Our findings and Adjudication
7. From the fact, it emerges that the assessee has reimbursed certain payments to its WOS which is situated in USA. The WOS is stated to have incurred cost on behalf of the assessee without any mark-up on cost-to-cost basis. These payments include marketing services rendered by two individuals. The assessee has not furnished any agreement or documentary evidences with respect to these two individuals. The Ld. AO has also rendered finding that the services rendered by these persons was technical in nature. M/s Retail Support Services is providing customer care services for which no agreement or documentary evidences could be furnished by the assessee to prove that the same was not technical in nature. The 5WPR is public relation agency in USA wherein the situation is similar. No bills could be adduced for this entity and Ld. AO observed that this expenditure needs to be disallowed u/s 37 also. The services rendered by Criteo have been held to be technical in nature. The assessee could not produce any agreement or documentary evidences with respect to 5 entities to prove that the services were purely advertisement services. No evidence was furnished in support of payment made by WOS. No evidences could be furnished with respect to the other entities also. Finally, Ld. AO observed that except for reimbursement of payment made to Facebook and Amazon, all the other expenses were indirect payment for FTS and disallowance u/s 40(a)(i) would be justified. Apparently, the assessee has controverted the remand report which has been extracted in the impugned order.
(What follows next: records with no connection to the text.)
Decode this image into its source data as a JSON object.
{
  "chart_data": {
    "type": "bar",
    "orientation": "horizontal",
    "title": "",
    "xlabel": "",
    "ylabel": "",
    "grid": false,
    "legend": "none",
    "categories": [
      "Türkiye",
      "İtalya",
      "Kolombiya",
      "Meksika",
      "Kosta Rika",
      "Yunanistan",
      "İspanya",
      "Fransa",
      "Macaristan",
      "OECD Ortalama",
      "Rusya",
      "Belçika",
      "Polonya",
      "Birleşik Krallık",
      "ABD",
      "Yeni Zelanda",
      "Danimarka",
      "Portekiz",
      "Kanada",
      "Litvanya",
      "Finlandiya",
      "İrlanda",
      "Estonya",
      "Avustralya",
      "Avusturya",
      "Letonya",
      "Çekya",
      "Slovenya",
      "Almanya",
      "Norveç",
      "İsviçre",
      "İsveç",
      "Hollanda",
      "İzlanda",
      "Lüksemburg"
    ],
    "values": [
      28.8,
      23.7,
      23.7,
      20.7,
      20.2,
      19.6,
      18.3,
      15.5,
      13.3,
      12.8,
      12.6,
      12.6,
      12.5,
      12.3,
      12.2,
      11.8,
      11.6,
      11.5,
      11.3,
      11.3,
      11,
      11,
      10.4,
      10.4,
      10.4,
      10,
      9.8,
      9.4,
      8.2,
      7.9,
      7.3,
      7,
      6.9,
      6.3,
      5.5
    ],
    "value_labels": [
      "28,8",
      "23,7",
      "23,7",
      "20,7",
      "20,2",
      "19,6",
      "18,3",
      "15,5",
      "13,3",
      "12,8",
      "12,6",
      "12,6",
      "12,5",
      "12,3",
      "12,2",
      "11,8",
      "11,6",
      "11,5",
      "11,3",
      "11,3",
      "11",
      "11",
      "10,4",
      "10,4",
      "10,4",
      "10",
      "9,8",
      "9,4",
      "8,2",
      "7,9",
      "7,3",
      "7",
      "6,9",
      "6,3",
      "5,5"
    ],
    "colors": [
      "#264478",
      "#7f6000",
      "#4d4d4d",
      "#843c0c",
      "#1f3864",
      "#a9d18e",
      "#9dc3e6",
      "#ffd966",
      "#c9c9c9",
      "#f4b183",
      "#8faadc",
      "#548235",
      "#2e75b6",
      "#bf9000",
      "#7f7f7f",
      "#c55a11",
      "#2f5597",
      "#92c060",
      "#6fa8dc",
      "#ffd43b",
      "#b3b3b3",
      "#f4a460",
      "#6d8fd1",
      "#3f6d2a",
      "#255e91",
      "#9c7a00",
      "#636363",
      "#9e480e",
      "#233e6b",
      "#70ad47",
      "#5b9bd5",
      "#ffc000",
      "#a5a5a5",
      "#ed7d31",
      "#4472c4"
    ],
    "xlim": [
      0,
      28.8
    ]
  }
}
8. Upon perusal of impugned order, it could be seen that ld. CIT(A) has merely gone by the fact that ‘make available’ clause was not satisfied. However, considering the nature of services as enumerated in the remand report, ‘make available’ clause may not be even applicable for most of the services. The claim of the assessee hinges on the fact that the services were not technical in nature and the same were reimbursed on cost-to-cost basis. However, sufficient evidences could not be adduced by the assessee, in this regard, during remand proceedings. Accordingly, the adjudication in the impugned order could not be upheld. The impugned order, to the extent, disallowance has been deleted, is set-aside. The issue is restored back to the file of Ld. CIT(A) for passing a speaking order afresh considering the nature of services in the light of evidences / documentary evidences furnished by the assessee. The assessee is directed to substantiate its claim. The appeal stand allowed for statistical purposes.
9. It is admitted position that the facts as well as issues in AY 2015-16 are quite identical. Therefore, our adjudication as in AY 2014-15 shall, mutatis mutandis, apply to this year also.
10. Both the appeals stand allowed for statistical purposes.
Order pronounced on 03rd August, 2023.